Which parts of the ALM function can you afford to skip? Which parts can you afford to do manually? Which parts can the larger competitors afford to do manually? None. None. Some. As a small business, you still have to compete on level terms. But whereas your large competitors can throw manpower at enforcing process, and can put manual processes in place if they don't have their tools quite right, you don't have such spare resources. A small business relies much more on strong tools, good processes and automation simply because it can't afford not to.

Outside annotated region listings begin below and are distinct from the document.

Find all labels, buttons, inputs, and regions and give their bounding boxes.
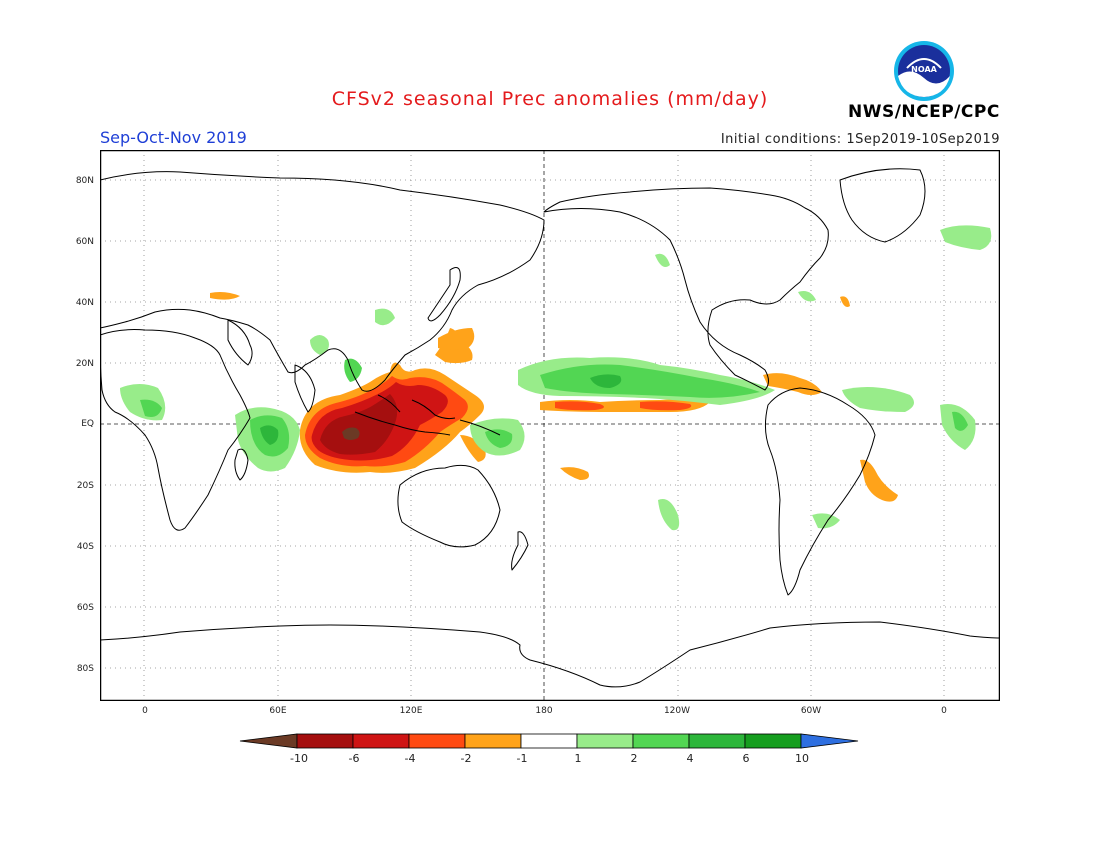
coastline-australia [397,464,501,548]
dry-anomaly-dark-red [320,394,398,455]
lat-label: EQ [81,419,94,429]
colorbar-swatch [632,733,690,749]
lon-label: 0 [941,706,947,716]
colorbar-swatch [520,733,578,749]
wet-anomaly-green [344,358,362,382]
lat-label: 20S [76,481,94,491]
agency-label: NWS/NCEP/CPC [848,102,1000,122]
coastline-arabia [227,319,253,366]
dry-anomaly-orange [460,435,486,462]
season-label: Sep-Oct-Nov 2019 [100,128,247,147]
wet-anomaly-light-green [375,308,395,326]
noaa-logo-icon: NOAA [894,41,954,101]
lat-label: 80N [75,176,94,186]
lat-label: 60N [75,237,94,247]
colorbar-label: 10 [795,752,809,765]
colorbar-label: 1 [574,752,582,765]
dry-anomaly-orange [763,373,822,395]
logo-text: NOAA [911,65,937,74]
colorbar-label: -2 [460,752,472,765]
coastline-antarctica [100,621,1000,688]
wet-anomaly-light-green [812,513,840,529]
dry-anomaly-orange [560,467,589,480]
coastline-japan [427,267,461,322]
dry-anomaly-brown [342,427,360,440]
colorbar-swatch [576,733,634,749]
lon-label: 120W [663,706,691,716]
colorbar-label: -4 [404,752,416,765]
wet-anomaly-light-green [655,253,670,268]
coastline-madagascar [234,448,249,481]
colorbar-swatch [464,733,522,749]
lat-label: 20N [75,359,94,369]
wet-anomaly-light-green [842,386,914,412]
coastline-eurasia [100,171,545,392]
colorbar-label: -10 [290,752,308,765]
lat-label: 60S [76,603,94,613]
lon-label: 60E [269,706,287,716]
anomaly-shading [120,225,992,531]
dry-anomaly-orange [860,459,898,502]
precipitation-anomaly-map [100,150,1000,701]
wet-anomaly-green [485,429,513,448]
lon-label: 120E [399,706,423,716]
wet-anomaly-green [140,399,162,417]
lat-label: 80S [76,664,94,674]
wet-anomaly-light-green [798,291,816,302]
dry-anomaly-orange [438,328,475,350]
lat-label: 40S [76,542,94,552]
initial-conditions-label: Initial conditions: 1Sep2019-10Sep2019 [720,132,1000,147]
coastline-indonesia [354,394,501,436]
wet-anomaly-green [952,411,968,431]
wet-anomaly-green [540,364,760,398]
dry-anomaly-light-red [640,401,692,411]
lon-label: 180 [535,706,553,716]
wet-anomaly-light-green [658,499,680,531]
map-gridlines [100,150,1000,701]
coastlines [100,168,1000,688]
colorbar-label: 2 [630,752,638,765]
colorbar-label: 4 [686,752,694,765]
map-frame [100,150,1000,701]
colorbar-label: -1 [516,752,528,765]
wet-anomaly-dark-green [260,425,279,445]
equator-dateline [100,150,1000,701]
colorbar-swatch [296,733,354,749]
wet-anomaly-dark-green [590,374,622,388]
dry-anomaly-light-red [555,401,604,411]
colorbar-label: -6 [348,752,360,765]
colorbar-swatch [408,733,466,749]
lon-label: 0 [142,706,148,716]
coastline-greenland [839,168,926,243]
dry-anomaly-orange [210,292,240,300]
coastline-africa [100,329,251,531]
colorbar-label: 6 [742,752,750,765]
colorbar-swatch [800,733,859,749]
wet-anomaly-light-green [310,335,329,355]
coastline-india [294,364,316,413]
coastline-south-america [764,387,876,596]
colorbar-swatch [352,733,410,749]
map-title: CFSv2 seasonal Prec anomalies (mm/day) [331,88,769,110]
coastline-north-america [543,187,829,391]
colorbar-swatch [688,733,746,749]
lat-label: 40N [75,298,94,308]
dry-anomaly-orange [840,296,850,307]
colorbar [239,733,859,749]
coastline-nz [511,531,529,571]
colorbar-swatch [744,733,802,749]
lon-label: 60W [800,706,822,716]
colorbar-swatch [239,733,298,749]
wet-anomaly-light-green [940,225,992,250]
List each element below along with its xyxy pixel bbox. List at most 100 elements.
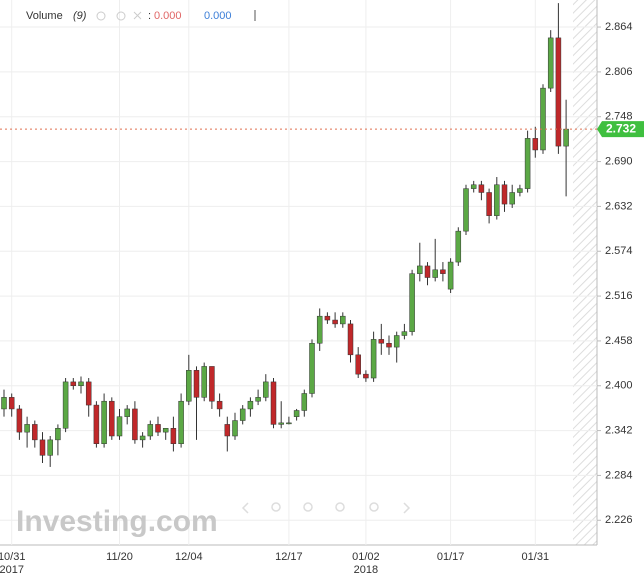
y-tick-label: 2.342 [605, 424, 633, 436]
candle-body [70, 381, 77, 387]
candle-body [62, 381, 69, 429]
candle-body [447, 261, 454, 290]
candle-body [509, 192, 515, 205]
candle-body [417, 265, 423, 274]
candle-body [470, 184, 477, 189]
candle-body [340, 315, 346, 325]
candle-body [8, 397, 15, 410]
indicator-value: 0.000 [204, 10, 232, 22]
candle-body [85, 381, 92, 406]
zoom-out [271, 502, 281, 512]
x-tick-label: 12/04 [175, 551, 203, 563]
candle-body [155, 424, 161, 433]
zoom-in [335, 502, 345, 512]
close-icon[interactable] [133, 11, 142, 20]
indicator-period: (9) [73, 10, 87, 22]
candle-body [547, 37, 554, 89]
last-price-flag [597, 121, 644, 138]
candle-body [393, 335, 400, 348]
y-tick-label: 2.226 [605, 514, 633, 526]
candles [1, 3, 569, 467]
candle-body [139, 435, 146, 441]
candle-body [286, 422, 292, 425]
nav-left [241, 502, 249, 514]
candle-body [293, 410, 300, 417]
candle-body [555, 37, 562, 147]
candle-body [186, 370, 192, 402]
candle-body [432, 269, 438, 278]
candle-body [517, 188, 523, 193]
candle-body [455, 230, 462, 263]
candle-body [524, 138, 531, 189]
candle-body [540, 87, 546, 151]
candle-body [209, 366, 215, 402]
candle-body [1, 397, 7, 410]
candle-body [162, 428, 169, 433]
candle-body [486, 192, 492, 216]
candle-body [563, 128, 569, 147]
candle-body [440, 269, 446, 274]
candle-body [216, 400, 223, 410]
candle-body [116, 416, 123, 437]
candle-body [278, 422, 284, 425]
candle-body [401, 331, 408, 336]
candle-body [270, 381, 277, 425]
y-tick-label: 2.690 [605, 155, 633, 167]
eye-icon[interactable] [96, 11, 106, 21]
candle-body [332, 319, 338, 325]
candle-body [309, 342, 315, 394]
y-tick-label: 2.748 [605, 111, 633, 123]
candle-body [239, 408, 246, 421]
candle-body [78, 381, 84, 387]
zoom-fit [369, 502, 379, 512]
last-price-label: 2.732 [606, 121, 636, 135]
indicator-separator: : [148, 10, 151, 22]
future-area [573, 0, 597, 545]
indicator-legend: Volume (9) : 0.000 0.000 [26, 10, 256, 22]
candle-body [478, 184, 485, 193]
candle-body [147, 424, 154, 437]
candle-body [193, 370, 200, 398]
x-tick-label: 01/31 [522, 551, 550, 563]
candle-body [255, 397, 261, 402]
x-tick-label: 12/17 [275, 551, 303, 563]
candle-body [532, 138, 539, 151]
candle-body [224, 424, 231, 437]
indicator-value: 0.000 [154, 10, 182, 22]
candle-body [93, 404, 100, 444]
zoom-reset [303, 502, 313, 512]
y-tick-label: 2.864 [605, 21, 633, 33]
settings-icon[interactable] [116, 11, 126, 21]
watermark: Investing.com [16, 505, 218, 538]
candle-body [178, 400, 184, 444]
candle-body [55, 428, 61, 441]
candle-body [378, 339, 385, 344]
candle-body [247, 400, 254, 410]
y-tick-label: 2.400 [605, 380, 633, 392]
y-tick-label: 2.806 [605, 66, 633, 78]
x-year-label: 2018 [354, 564, 378, 576]
candle-body [301, 393, 308, 411]
nav-right [403, 502, 411, 514]
y-tick-label: 2.516 [605, 290, 633, 302]
indicator-name: Volume [26, 10, 63, 22]
nav-icons [241, 502, 411, 514]
candle-body [409, 273, 415, 332]
grid [0, 0, 601, 545]
candle-body [355, 354, 361, 375]
y-tick-label: 2.632 [605, 200, 633, 212]
x-tick-label: 10/31 [0, 551, 25, 563]
x-tick-label: 11/20 [106, 551, 133, 563]
candle-body [170, 428, 177, 444]
candle-body [316, 315, 323, 344]
candle-body [47, 439, 53, 456]
y-tick-label: 2.284 [605, 469, 633, 481]
candle-body [463, 188, 469, 232]
candle-body [386, 342, 392, 348]
candle-body [347, 323, 354, 356]
candle-body [132, 408, 138, 441]
y-tick-label: 2.574 [605, 245, 633, 257]
candle-body [201, 366, 207, 398]
candle-body [494, 184, 500, 216]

So yes, size does matter for ALM. But it's the smaller companies that need the more complete solutions. They still need to track requirements, customer requests, backlogs, builds, source code, test suites, documentation, problems, etc. They still need disaster recovery, backups, integration, etc. And then they need zero administration, strong pre-defined processes, higher levels of automation, and, of course, very high reliability. Who can afford the staff to deal with administration, process customization, lower levels of automation, or down time? Perhaps the larger firms, but definitely not the small ones.
So ALM is critical for small teams. On top of that, add another 20 team members to a small team and you've got a fair bit of change that you must adapt to - so your ALM solution better allow you to adapt. For a large team, 20 new members is hardly a blip, and if the ALM solution doesn't adapt, just throw some manual labour at it. Growth is another reason small teams need ALM.
So why did the panelists suggest that perhaps some ALM functions were less critical for small business? This is a key question and it tells us a lot about our industry - where it is.
The answer comes down to one of CM Generations. Most CM solutions today are mid to late 2nd generation solutions, with some elements of 3rd generation capabilities. But these solutions tend to come along with significant millstones:
- Heavy infrastructure
- Lots of administration
- Costly customization, in-house or contracted
- Significant data mining expertise
- High license costs
- Significant glue/glue maintenance for non-monolithic solutions
And the list goes on. Are they better than simple source code solutions? Definitely. Are they worth the extra costs? Definitely. Would I recommend them. Well... not so definitely. Why? Because 3G and 4G CM solutions don't impose the same big-IT requirements - there are no millstones around the project neck.
So if you're familiar with 2G systems, but not as familiar with later generation systems, you understand that small teams simply don't have the resources to implement full ALM solutions. They can't affort the administration, license and infrastructure costs, expertise for customization, glue, and data mining. I would have to believe that that was the perspective of our panelists. And they're right.